SOURCE: IC 12-15-19-6; (10)IN0294.1.6. -->     SECTION 6. IC 12-15-19-6, AS AMENDED BY P.L.218-2007, SECTION 19, IS AMENDED TO READ AS FOLLOWS [EFFECTIVE JULY 1, 2010]: Sec. 6. (a) The office is not required to make disproportionate share payments under this chapter from the Medicaid indigent care trust fund established by IC 12-15-20-1 until the fund has received sufficient deposits, including intergovernmental transfers of funds and certifications of expenditures, to permit the office to make the state's share of the required disproportionate share payments.

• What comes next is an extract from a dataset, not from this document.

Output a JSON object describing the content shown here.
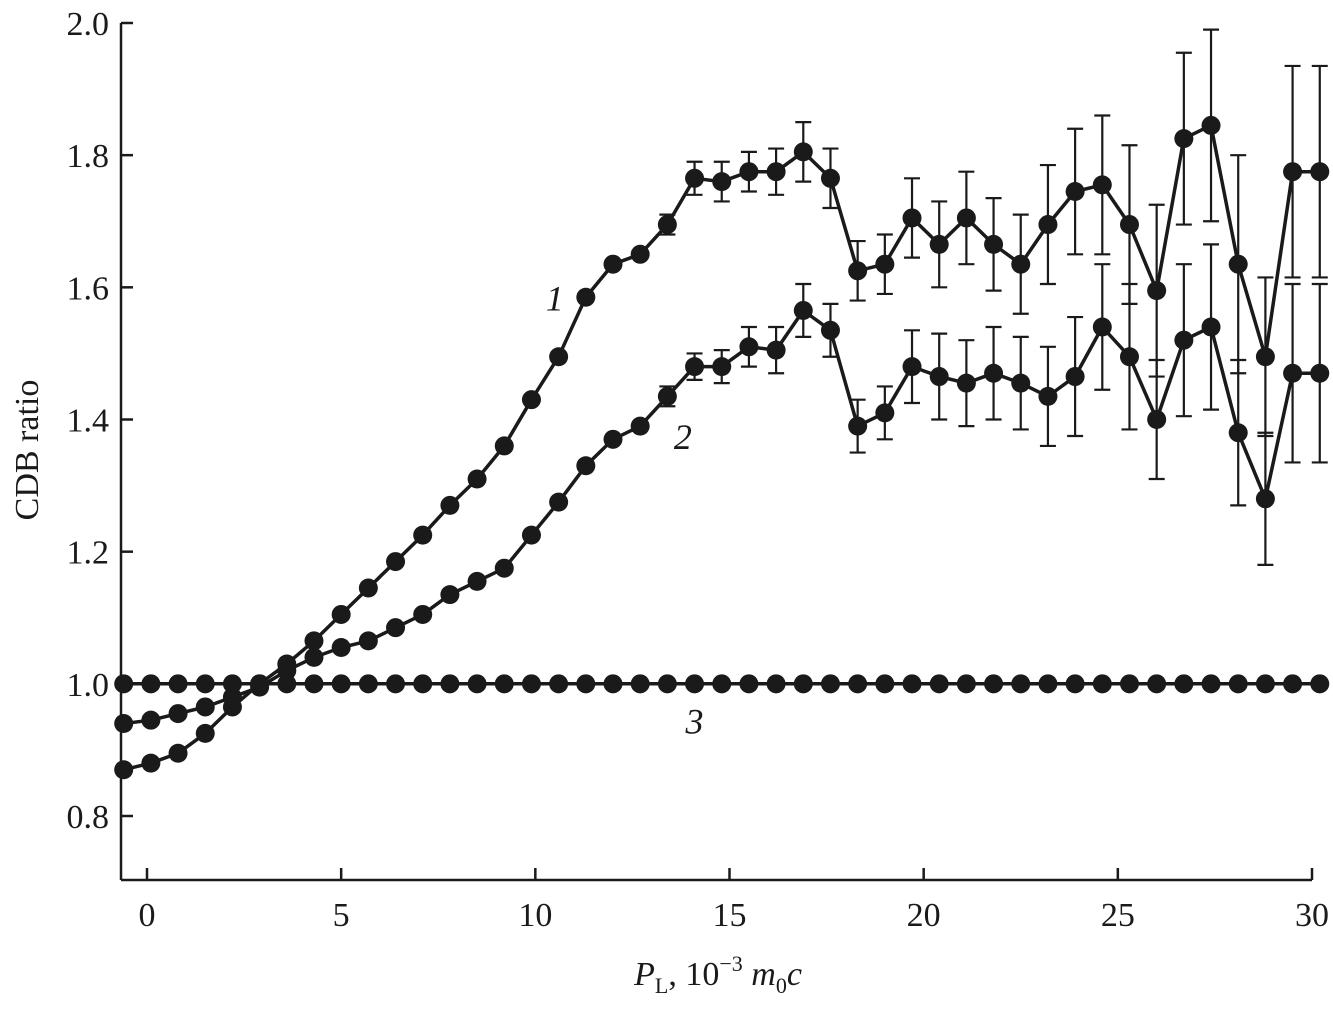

    (b) For state fiscal years beginning after June 30, 2006, if:
        (1) sufficient deposits have not been received; or
        (2) the statewide Medicaid disproportionate share allocation is insufficient to provide federal financial participation for the entirety of all eligible disproportionate share hospitals' hospital-specific limits;
the office shall reduce disproportionate share payments made under IC 12-15-19-2.1 and Medicaid safety-net payments made in accordance with the Medicaid state plan to eligible institutions using an equitable methodology consistent with subsection (c).
    (c) For state fiscal years beginning after June 30, 2006, payments reduced under this section shall, in accordance with the Medicaid state plan, be made:
        (1) to best utilize federal matching funds available for hospitals eligible for Medicaid disproportionate share payments under IC 12-15-19-2.1; and
        (2) by utilizing a methodology that allocates available funding under this subdivision, and Medicaid supplemental payments as defined in IC 12-15-15-1.5, in a manner that all hospitals eligible for Medicaid disproportionate share payments under IC 12-15-19-2.1 receive payments using a methodology that
            (A) takes into account the situation of the eligible hospitals that have historically qualified for Medicaid disproportionate share payments; and
            (B) ensures that payments for eligible hospitals are uniform and equitable.
    (d) The percentage reduction shall be sufficient to ensure that payments do not exceed the statewide Medicaid disproportionate share allocation or the amounts that can be financed with:
        (1) the amount transferred from the hospital care for the indigent trust fund;
        (2) other intergovernmental transfers;
        (3) certifications of public expenditures; or
        (4) any other permissible sources of non-federal match.